Donald Trump reunió a una treintena de
medios noticiosos y les pidió —¡de favor!— que en las fotos que publicasen no
destacaran tanto su notable papada, como aparentemente habían hecho en fotos
anteriores. Parece que el hombre no está muy contento, que digamos, con su hinchazón del cuello, rasgo que es en particular atractivo para
los caricaturistas.
Naturalmente, cuando se dio a
conocer la insólita petición, los deseos de incomodar a Trump se apoderaron de
la Internet y, en cuestión de horas, ya eran virales todo tipo de fotos que
hacían precisamente un destaque inmisericorde de la enormidad de esa parte de
su cuerpo que el magnate inmobiliario, electo por los del manicomio como su
nuevo presidente, no quería ver expuesta de modo tan risible. En esto prevaleció
el ingenio de fotógrafos que muchas veces, ayudados por la legión de artistas
gráficos que dominan la ciencia infusa del Photoshop,
lograban la más burlesca presentación de su nuevo aspecto para deleite de los
que se bañan en agua de rosas al llevarle la contraria y mofarse de él.
En realidad yo no entiendo
esa desabrida preocupación por la mucha grasa alrededor del cuello cuando lo
que llama más la atención de su apariencia es la morusa rala y colorá sobre la
cabeza que él peina como si se tratara de la capota amarilla de un Cadillac
convertible colocada sobre la de un Mini-Cruiser.
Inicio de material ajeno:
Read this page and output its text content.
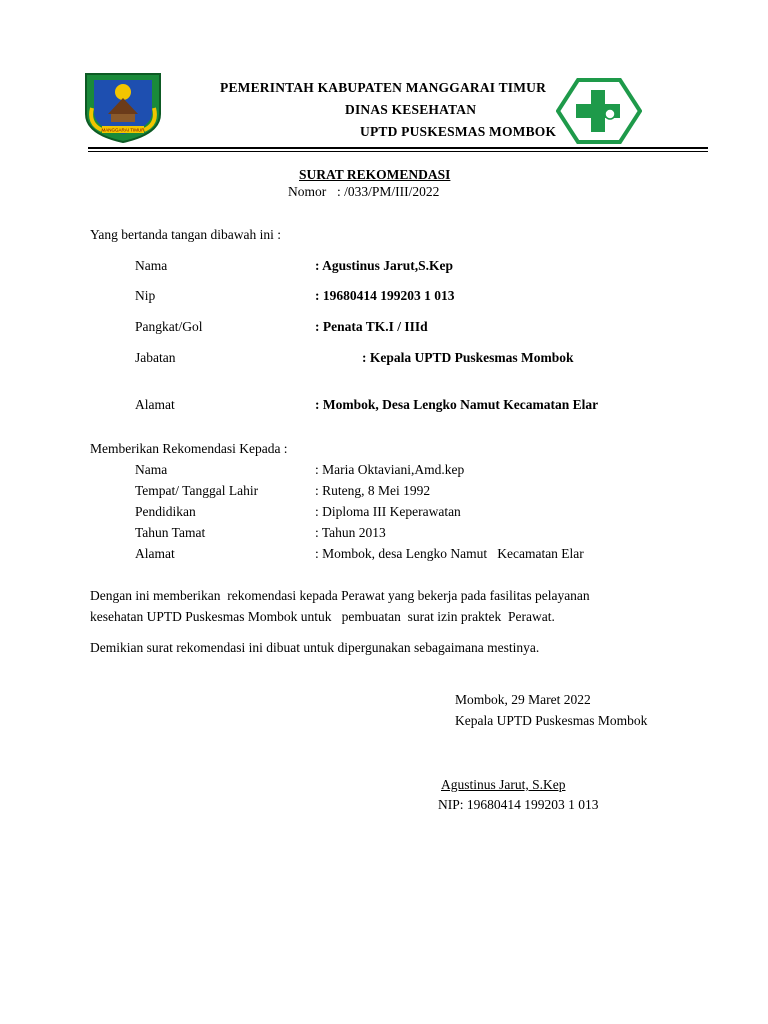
MANGGARAI TIMUR
PEMERINTAH KABUPATEN MANGGARAI TIMUR
DINAS KESEHATAN
UPTD PUSKESMAS MOMBOK
SURAT REKOMENDASI
Nomor : /033/PM/III/2022
Yang bertanda tangan dibawah ini :
Nama	: Agustinus Jarut,S.Kep
Nip	: 19680414 199203 1 013
Pangkat/Gol	: Penata TK.I / IIId
Jabatan	: Kepala UPTD Puskesmas Mombok
Alamat	: Mombok, Desa Lengko Namut Kecamatan Elar
Memberikan Rekomendasi Kepada :
Nama	: Maria Oktaviani,Amd.kep
Tempat/ Tanggal Lahir	: Ruteng, 8 Mei 1992
Pendidikan	: Diploma III Keperawatan
Tahun Tamat	: Tahun 2013
Alamat	: Mombok, desa Lengko Namut   Kecamatan Elar
Dengan ini memberikan  rekomendasi kepada Perawat yang bekerja pada fasilitas pelayanan
kesehatan UPTD Puskesmas Mombok untuk   pembuatan  surat izin praktek  Perawat.
Demikian surat rekomendasi ini dibuat untuk dipergunakan sebagaimana mestinya.
Mombok, 29 Maret 2022
Kepala UPTD Puskesmas Mombok
Agustinus Jarut, S.Kep
NIP: 19680414 199203 1 013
De seguro mi barbero de
Quebradillas, le haría un recorte y peinado para hacerlo presentable en
sociedad —o ante los del manicomio que aún no salen del paroxismo de la
madrugada del 8 al 9 de noviembre pasados—, ¡ah!, y por solo diez dólares más
uno de propina.
O si no, que haga como yo,
que vivo feliz con mi quijada kilométrica de hombre-luna, y hasta la fecha no he tenido que ir al siquiatra ni convocar a los medios para pedirles que me favorezcan en los retratos (si es
que algún día deciden sacarme retratado, Dios no lo quiera).